O filme recria um naufrágio ocorrido em 1816 que se tornou uma das maiores humilhações da história marítima francesa. Depois de metade dos passageiros, sem botes, ter sido deixada para trás numa “embarcação” ao sabor das águas, sucederam-se suicídios, assassinatos e canibalismo na luta pela sobrevivência.

No drama criado por Villaronga, esta história é reconstruída por dois personagens – o do oficial Savigny (Roger Casamayor) e do marinheiro Thomas. E é aí que entra Óscar Kapoya – encarnando a voz dos oprimidos e a força emocional que contrasta com a frieza do militar francês.

A entrada no projeto, o primeiro filme importante de um ator com uma sólida carreira no teatro na sua cidade natal, Barcelona, veio justamente deste universo. “O Agustín já me conhecia há muito tempo, já me tinha visto trabalhar em teatro”, conta. “No final de 2019, chamou-me para uma peça de teatro. Mas passados alguns dias disse-me que não seria possível porque havia um requisito de que os atores fossem das Ilhas Baleares” – a produção era de lá. “Mas no confinamento chamou-me e disse que tinha um projeto”.

O projeto foi filmado numa fábrica. Conforme relata, “foi uma rodagem dura, pois estávamos sempre molhados. Apesar de ser verão foi desconfortável, pois estávamos sempre a ser molhados e a precisar de água quente. Já mar foram dois dias, foram melhores do que o esperado, não houve problemas para rodar”.

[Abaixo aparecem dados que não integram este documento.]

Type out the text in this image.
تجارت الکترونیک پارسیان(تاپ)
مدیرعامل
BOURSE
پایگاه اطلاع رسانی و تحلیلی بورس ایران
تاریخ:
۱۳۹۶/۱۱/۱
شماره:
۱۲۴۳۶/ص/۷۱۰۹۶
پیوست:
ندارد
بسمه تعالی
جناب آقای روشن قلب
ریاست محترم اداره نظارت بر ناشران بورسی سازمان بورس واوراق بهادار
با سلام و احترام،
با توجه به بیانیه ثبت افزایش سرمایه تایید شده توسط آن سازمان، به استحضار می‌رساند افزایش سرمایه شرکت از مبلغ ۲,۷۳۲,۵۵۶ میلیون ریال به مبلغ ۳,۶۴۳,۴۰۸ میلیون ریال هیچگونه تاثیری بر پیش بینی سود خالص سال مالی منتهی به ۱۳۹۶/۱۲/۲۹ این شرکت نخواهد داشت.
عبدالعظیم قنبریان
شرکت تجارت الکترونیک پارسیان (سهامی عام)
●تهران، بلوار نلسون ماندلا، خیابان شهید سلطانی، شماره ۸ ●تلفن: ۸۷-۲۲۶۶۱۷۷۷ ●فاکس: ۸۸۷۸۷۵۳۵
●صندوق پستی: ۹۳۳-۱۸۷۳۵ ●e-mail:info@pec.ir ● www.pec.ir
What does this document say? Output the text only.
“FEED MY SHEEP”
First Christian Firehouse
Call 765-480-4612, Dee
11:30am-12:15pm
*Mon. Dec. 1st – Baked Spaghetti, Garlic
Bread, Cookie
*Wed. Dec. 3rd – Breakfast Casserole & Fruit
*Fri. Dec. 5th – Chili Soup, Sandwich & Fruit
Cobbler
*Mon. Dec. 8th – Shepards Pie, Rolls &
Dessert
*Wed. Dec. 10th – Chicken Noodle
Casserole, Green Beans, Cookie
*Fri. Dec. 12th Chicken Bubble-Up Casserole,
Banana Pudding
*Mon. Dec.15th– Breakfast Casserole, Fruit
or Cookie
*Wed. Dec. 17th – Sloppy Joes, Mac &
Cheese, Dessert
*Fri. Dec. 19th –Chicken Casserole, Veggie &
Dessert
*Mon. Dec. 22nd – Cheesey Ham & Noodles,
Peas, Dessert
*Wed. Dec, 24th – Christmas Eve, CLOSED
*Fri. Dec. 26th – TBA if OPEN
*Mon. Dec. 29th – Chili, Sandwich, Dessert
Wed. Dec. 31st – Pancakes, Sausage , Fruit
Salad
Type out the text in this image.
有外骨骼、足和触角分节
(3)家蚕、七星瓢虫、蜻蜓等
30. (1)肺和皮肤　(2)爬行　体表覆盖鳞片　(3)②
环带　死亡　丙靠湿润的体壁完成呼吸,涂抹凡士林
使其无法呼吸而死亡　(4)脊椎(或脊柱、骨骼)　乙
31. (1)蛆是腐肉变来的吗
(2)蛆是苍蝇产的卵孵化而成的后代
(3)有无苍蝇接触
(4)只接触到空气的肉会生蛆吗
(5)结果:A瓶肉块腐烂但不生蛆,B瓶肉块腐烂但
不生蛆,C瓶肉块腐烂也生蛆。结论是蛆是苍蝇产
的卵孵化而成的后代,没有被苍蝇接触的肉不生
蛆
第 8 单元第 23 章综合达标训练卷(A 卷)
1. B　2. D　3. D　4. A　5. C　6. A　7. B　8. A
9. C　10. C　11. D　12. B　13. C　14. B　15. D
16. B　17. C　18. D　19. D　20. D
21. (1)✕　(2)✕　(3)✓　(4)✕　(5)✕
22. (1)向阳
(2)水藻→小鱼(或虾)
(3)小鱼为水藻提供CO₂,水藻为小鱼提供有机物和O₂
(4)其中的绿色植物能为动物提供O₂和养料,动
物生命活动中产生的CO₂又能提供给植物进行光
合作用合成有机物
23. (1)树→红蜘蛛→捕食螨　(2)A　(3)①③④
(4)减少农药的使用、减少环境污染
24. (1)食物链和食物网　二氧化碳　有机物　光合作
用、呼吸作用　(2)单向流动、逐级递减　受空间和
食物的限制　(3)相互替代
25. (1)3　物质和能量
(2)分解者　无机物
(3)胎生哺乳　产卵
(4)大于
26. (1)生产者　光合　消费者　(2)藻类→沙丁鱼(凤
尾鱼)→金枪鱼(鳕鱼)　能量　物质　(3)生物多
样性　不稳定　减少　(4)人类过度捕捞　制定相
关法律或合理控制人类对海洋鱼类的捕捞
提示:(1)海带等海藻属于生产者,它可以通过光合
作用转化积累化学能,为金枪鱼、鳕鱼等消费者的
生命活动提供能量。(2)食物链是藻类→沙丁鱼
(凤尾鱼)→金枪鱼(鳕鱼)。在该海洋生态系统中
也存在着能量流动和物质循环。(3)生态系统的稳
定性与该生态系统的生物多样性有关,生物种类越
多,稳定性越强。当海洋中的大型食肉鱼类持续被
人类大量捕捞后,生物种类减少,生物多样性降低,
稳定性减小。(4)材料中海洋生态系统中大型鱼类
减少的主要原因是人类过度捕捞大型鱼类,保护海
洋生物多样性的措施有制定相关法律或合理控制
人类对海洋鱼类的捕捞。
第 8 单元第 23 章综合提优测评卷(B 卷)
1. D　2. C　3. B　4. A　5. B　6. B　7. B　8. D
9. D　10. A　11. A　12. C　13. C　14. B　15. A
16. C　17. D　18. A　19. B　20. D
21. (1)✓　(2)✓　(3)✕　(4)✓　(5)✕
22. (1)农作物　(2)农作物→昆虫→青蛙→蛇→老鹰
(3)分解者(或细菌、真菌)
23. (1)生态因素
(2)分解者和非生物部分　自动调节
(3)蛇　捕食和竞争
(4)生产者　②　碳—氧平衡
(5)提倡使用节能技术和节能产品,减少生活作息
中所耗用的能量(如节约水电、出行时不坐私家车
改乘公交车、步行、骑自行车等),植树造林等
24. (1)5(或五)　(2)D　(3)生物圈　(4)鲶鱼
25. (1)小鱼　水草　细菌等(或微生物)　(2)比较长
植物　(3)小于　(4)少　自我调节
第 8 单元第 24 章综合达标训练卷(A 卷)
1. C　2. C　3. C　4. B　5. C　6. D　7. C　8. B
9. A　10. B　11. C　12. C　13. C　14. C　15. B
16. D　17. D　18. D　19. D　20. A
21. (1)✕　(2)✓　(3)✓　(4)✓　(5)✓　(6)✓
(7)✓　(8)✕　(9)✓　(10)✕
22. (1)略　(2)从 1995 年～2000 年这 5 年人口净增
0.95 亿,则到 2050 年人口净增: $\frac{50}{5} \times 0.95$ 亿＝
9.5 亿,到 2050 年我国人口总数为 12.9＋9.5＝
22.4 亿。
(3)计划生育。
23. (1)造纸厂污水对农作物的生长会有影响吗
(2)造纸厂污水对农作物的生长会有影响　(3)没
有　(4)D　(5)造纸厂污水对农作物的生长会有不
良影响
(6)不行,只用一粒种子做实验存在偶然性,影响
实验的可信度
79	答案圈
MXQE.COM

OS LIMITES PARA O CAPITALISMO SELVAGEM

Filmado em preto-e-branco, com imagens que muitas vezes parecem quadros e noutras tornam-se quase abstratas, “El Vientre del Mar” também traz uma série de questões sociais e raciais que o interligam de forma óbvia ao drama das travessias dos imigrantes no Mediterrâneo. E é para esta questão que ruma a conversa.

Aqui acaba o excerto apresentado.